1, University of Warwick, Coventry, Warwickshire, United Kingdom
2, University College London, London, , United Kingdom
3, University of Birmingham, Birmingham, , United Kingdom

Room temperature Sodium ion batteries (NIB) may offer key benefits over other commercial battery technologies such as lithium-ion batteries and lead acid batteries particularly in cost and safety.
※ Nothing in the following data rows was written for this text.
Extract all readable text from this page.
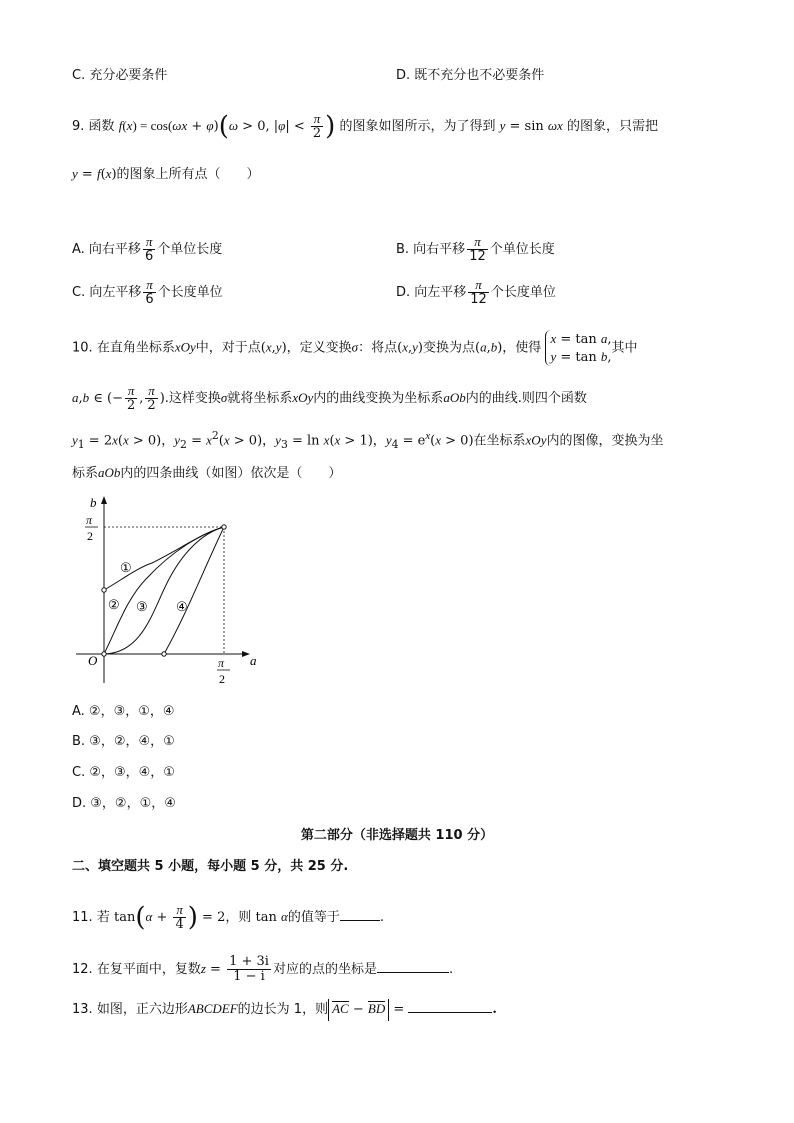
C. 充分必要条件	D. 既不充分也不必要条件
9. 函数 f(x) = cos(ωx + φ)(ω > 0, $|\varphi| < \frac{\pi}{2}$ ) 的图象如图所示，为了得到 y = sin ωx 的图象，只需把
y = f(x)的图象上所有点（　　）
A. 向右平移 $\frac{\pi}{6}$ 个单位长度	B. 向右平移 $\frac{\pi}{12}$ 个单位长度
C. 向左平移 $\frac{\pi}{6}$ 个长度单位	D. 向左平移 $\frac{\pi}{12}$ 个长度单位
10. 在直角坐标系xOy中，对于点(x,y)，定义变换σ：将点(x,y)变换为点(a,b)，使得 x = tan a,
y = tan b,其中
a,b ∈ (− $\frac{\pi}{2}$ , $\frac{\pi}{2}$ ).这样变换σ就将坐标系xOy内的曲线变换为坐标系aOb内的曲线.则四个函数
$y_1 = 2x(x > 0)$，$y_2 = x^2(x > 0)$，$y_3 = \ln x(x > 1)$，$y_4 = e^x(x > 0)$在坐标系xOy内的图像，变换为坐
标系aOb内的四条曲线（如图）依次是（　　）
b
a
O
π
2
π
2
①
② ③ ④
A. ②，③，①，④
B. ③，②，④，①
C. ②，③，④，①
D. ③，②，①，④
第二部分（非选择题共 110 分）
二、填空题共 5 小题，每小题 5 分，共 25 分.
11. 若 $\tan(\alpha + \frac{\pi}{4}$ ) = 2，则 tan α的值等于	.
12. 在复平面中，复数$z = \frac{1 + 3i}{1 - i}$ 对应的点的坐标是	.
13. 如图，正六边形ABCDEF的边长为 1，则 AC − BD =	.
Sodium is the fourth most abundant element on the planet and is found in sea water. Therefore not only is it a low cost material but it is not geographically limited in terms of supply, unlike for lithium. Safety benefits include the low toxicity of sodium compared to lead acid batteries and the potential for safe transport of cells at zero state of charge and volts. NIB technology however is still in its infancy and despite recent advances, significant knowledge gaps in terms of cell design, life-time and performance still exist. Here we discuss a novel sodium ion cell chemistry based upon Sn-containing nickelate sodium layered oxide materials and a hard carbon. The energy density and the life-time is significantly affected by the balance of the anode to the cathode, and the voltage ranges of the cell. The influence on cell design is discussed, and the performance characteristics and failure mechanisms presented. In particular the failure mechanisms relating to the structural changes of the cathode during cycling and the relationship to the charging profiles and cycle life.